松本さんは天皇の政治姿勢は、皇太子自体に訪れたイギリスの影響を強く受けており、立憲君主制を理想としていたと推測する。それを「リアリスティックな政治感覚」(61 ページ)と呼ぶ。
天皇が政治・軍事の表舞台に登場するのは後醍醐天皇の時だけで、昭和天皇にしても「国内の権力闘争からは出来るかぎり遠ざかることが、皇室の永続性を保証する」(396 ページ)ことを第一義に考えていただろうと指摘する。
そのため、「日清戦争の『開戦の詔勅』には、大東亜戦争のような“聖戦”意識はなく、西洋ふうの『文明国』として『国際法』にそむかないように、『一切の手段を尽』してたたかえ、とのべられている」(94 ページ)という。日露戦争もほぼ同じである。残念なことに、太平洋戦争の時は、「東条の頭には、昭和天皇とちがい、国際法の遵守などという発想が一切なかった」(104 ページ)ため、あのような事態に陥ってしまった。

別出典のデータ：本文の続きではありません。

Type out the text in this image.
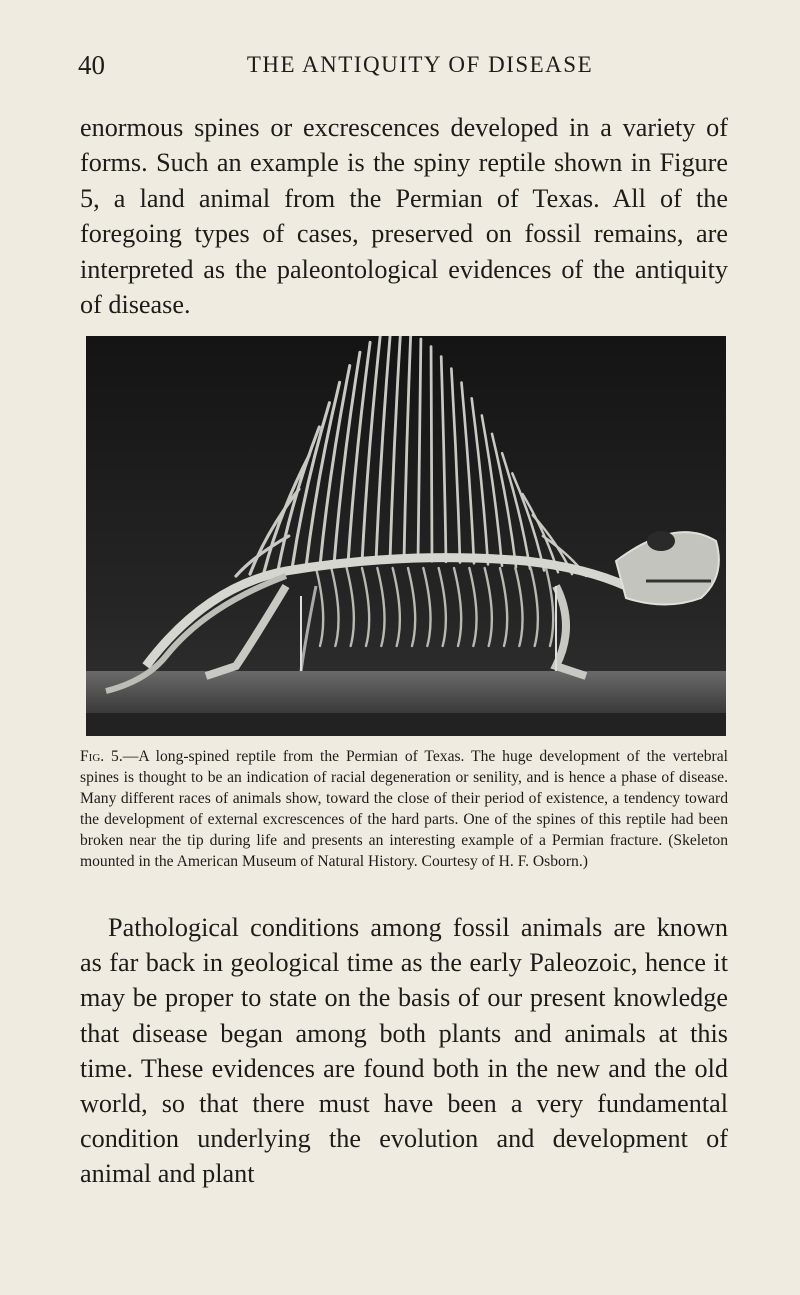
40	THE ANTIQUITY OF DISEASE

enormous spines or excrescences developed in a variety of forms. Such an example is the spiny reptile shown in Figure 5, a land animal from the Permian of Texas. All of the foregoing types of cases, preserved on fossil remains, are interpreted as the paleontological evidences of the antiquity of disease.

Fig. 5.—A long-spined reptile from the Permian of Texas. The huge development of the vertebral spines is thought to be an indication of racial degeneration or senility, and is hence a phase of disease. Many different races of animals show, toward the close of their period of existence, a tendency toward the development of external excrescences of the hard parts. One of the spines of this reptile had been broken near the tip during life and presents an interesting example of a Permian fracture. (Skeleton mounted in the American Museum of Natural History. Courtesy of H. F. Osborn.)

Pathological conditions among fossil animals are known as far back in geological time as the early Paleozoic, hence it may be proper to state on the basis of our present knowledge that disease began among both plants and animals at this time. These evidences are found both in the new and the old world, so that there must have been a very fundamental condition underlying the evolution and development of animal and plant
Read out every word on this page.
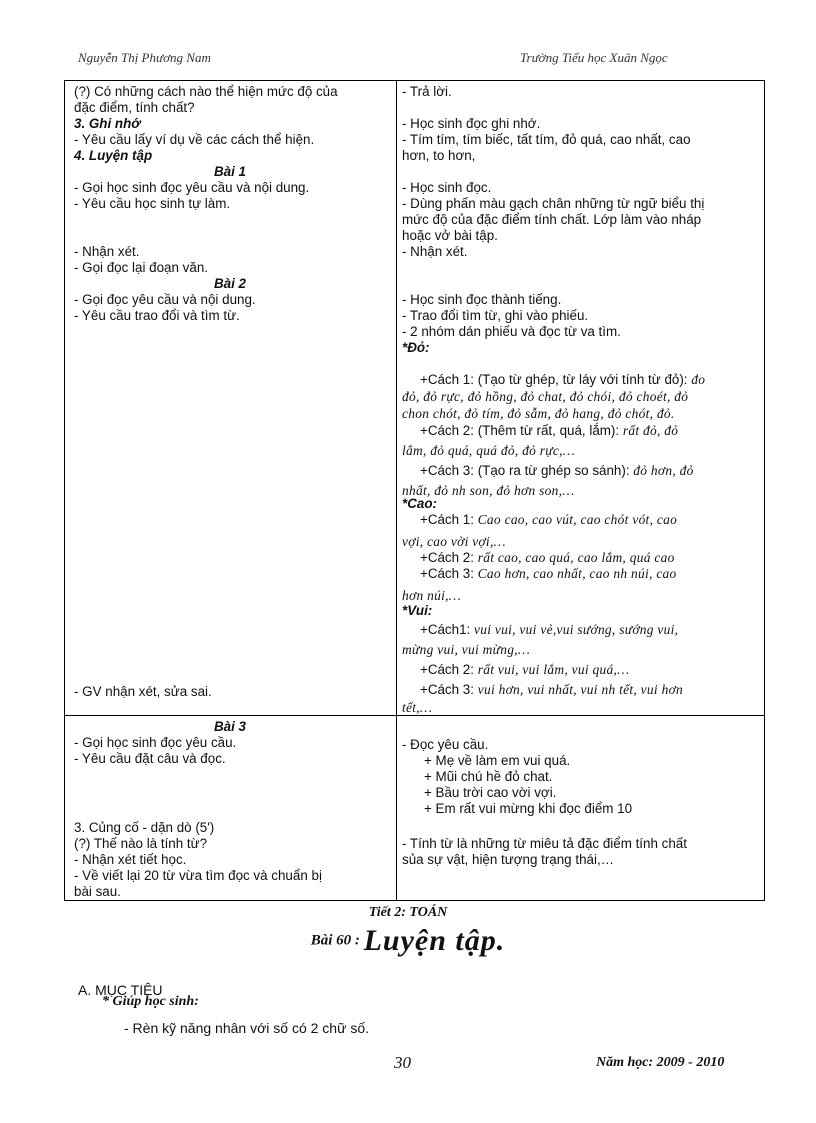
Nguyễn Thị Phương Nam	Trường Tiểu học Xuân Ngọc
(?) Có những cách nào thể hiện mức độ của
đặc điểm, tính chất?
3. Ghi nhớ
- Yêu cầu lấy ví dụ về các cách thể hiện.
4. Luyện tập
Bài 1
- Gọi học sinh đọc yêu cầu và nội dung.
- Yêu cầu học sinh tự làm.
- Nhận xét.
- Gọi đọc lại đoạn văn.
Bài 2
- Gọi đọc yêu cầu và nội dung.
- Yêu cầu trao đổi và tìm từ.
- GV nhận xét, sửa sai.
- Trả lời.
- Học sinh đọc ghi nhớ.
- Tím tím, tím biếc, tất tím, đỏ quá, cao nhất, cao
hơn, to hơn,
- Học sinh đọc.
- Dùng phấn màu gạch chân những từ ngữ biểu thị
mức độ của đặc điểm tính chất. Lớp làm vào nháp
hoặc vở bài tập.
- Nhận xét.
- Học sinh đọc thành tiếng.
- Trao đổi tìm từ, ghi vào phiếu.
- 2 nhóm dán phiếu và đọc từ va tìm.
*Đỏ:
+Cách 1: (Tạo từ ghép, từ láy với tính từ đỏ): đo
đỏ, đỏ rực, đỏ hồng, đỏ chat, đỏ chói, đỏ choét, đỏ
chon chót, đỏ tím, đỏ sẫm, đỏ hang, đỏ chót, đỏ.
+Cách 2: (Thêm từ rất, quá, lắm): rất đỏ, đỏ
lắm, đỏ quá, quá đỏ, đỏ rực,…
+Cách 3: (Tạo ra từ ghép so sánh): đỏ hơn, đỏ
nhất, đỏ nh son, đỏ hơn son,…
*Cao:
+Cách 1: Cao cao, cao vút, cao chót vót, cao
vợi, cao vời vợi,…
+Cách 2: rất cao, cao quá, cao lắm, quá cao
+Cách 3: Cao hơn, cao nhất, cao nh núi, cao
hơn núi,…
*Vui:
+Cách1: vui vui, vui vẻ,vui sướng, sướng vui,
mừng vui, vui mừng,…
+Cách 2: rất vui, vui lắm, vui quá,…
+Cách 3: vui hơn, vui nhất, vui nh tết, vui hơn
tết,…
Bài 3
- Gọi học sinh đọc yêu cầu.
- Yêu cầu đặt câu và đọc.
3. Củng cố - dặn dò (5')
(?) Thế nào là tính từ?
- Nhận xét tiết học.
- Về viết lại 20 từ vừa tìm đọc và chuẩn bị
bài sau.
- Đọc yêu cầu.
+ Mẹ về làm em vui quá.
+ Mũi chú hề đỏ chat.
+ Bầu trời cao vời vợi.
+ Em rất vui mừng khi đọc điểm 10
- Tính từ là những từ miêu tả đặc điểm tính chất
sủa sự vật, hiện tượng trạng thái,…
Tiết 2: TOÁN
Bài 60 : Luyện tập.
A. MỤC TIÊU
* Giúp học sinh:
- Rèn kỹ năng nhân với số có 2 chữ số.
30	Năm học: 2009 - 2010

それでも昭和天皇は孤軍奮闘し、「君臨すれども統治せず」を理想としながらも、「みずからの『天皇の国家』という意識において、公式に『戦争の終結』を口にした」(306 ページ)のである。
その意味において松本さんは、「昭和天皇に戦争責任はあるか。むろん、ある」(205 ページ)という立場である。
私の昭和天皇の記憶は、もちろん高度成長期以降のものでしかないが、一人で伊豆へ向かっていた際、たまたまお召し列車とすれ違ったことがあった。そしてちょうどホームの向かい側に、天皇・皇后両陛下の車両が止まった。その瞬間はいまでも鮮明に覚えている。私の座席の近くに、自然に乗客が集まってきて一生懸命に手を振る。本の一瞬の出来事だったが、まるで異世界に吸い込まれたかのような感じがした。
昭和 63 年から 64 年にかけての時もそうだった。国民すべてが昭和天皇の容態に一喜一憂し、大喪の礼の時には未だかつて感じたことがないほどのしんみりとしたムードになった。
それだけでも「畏るべき」存在である。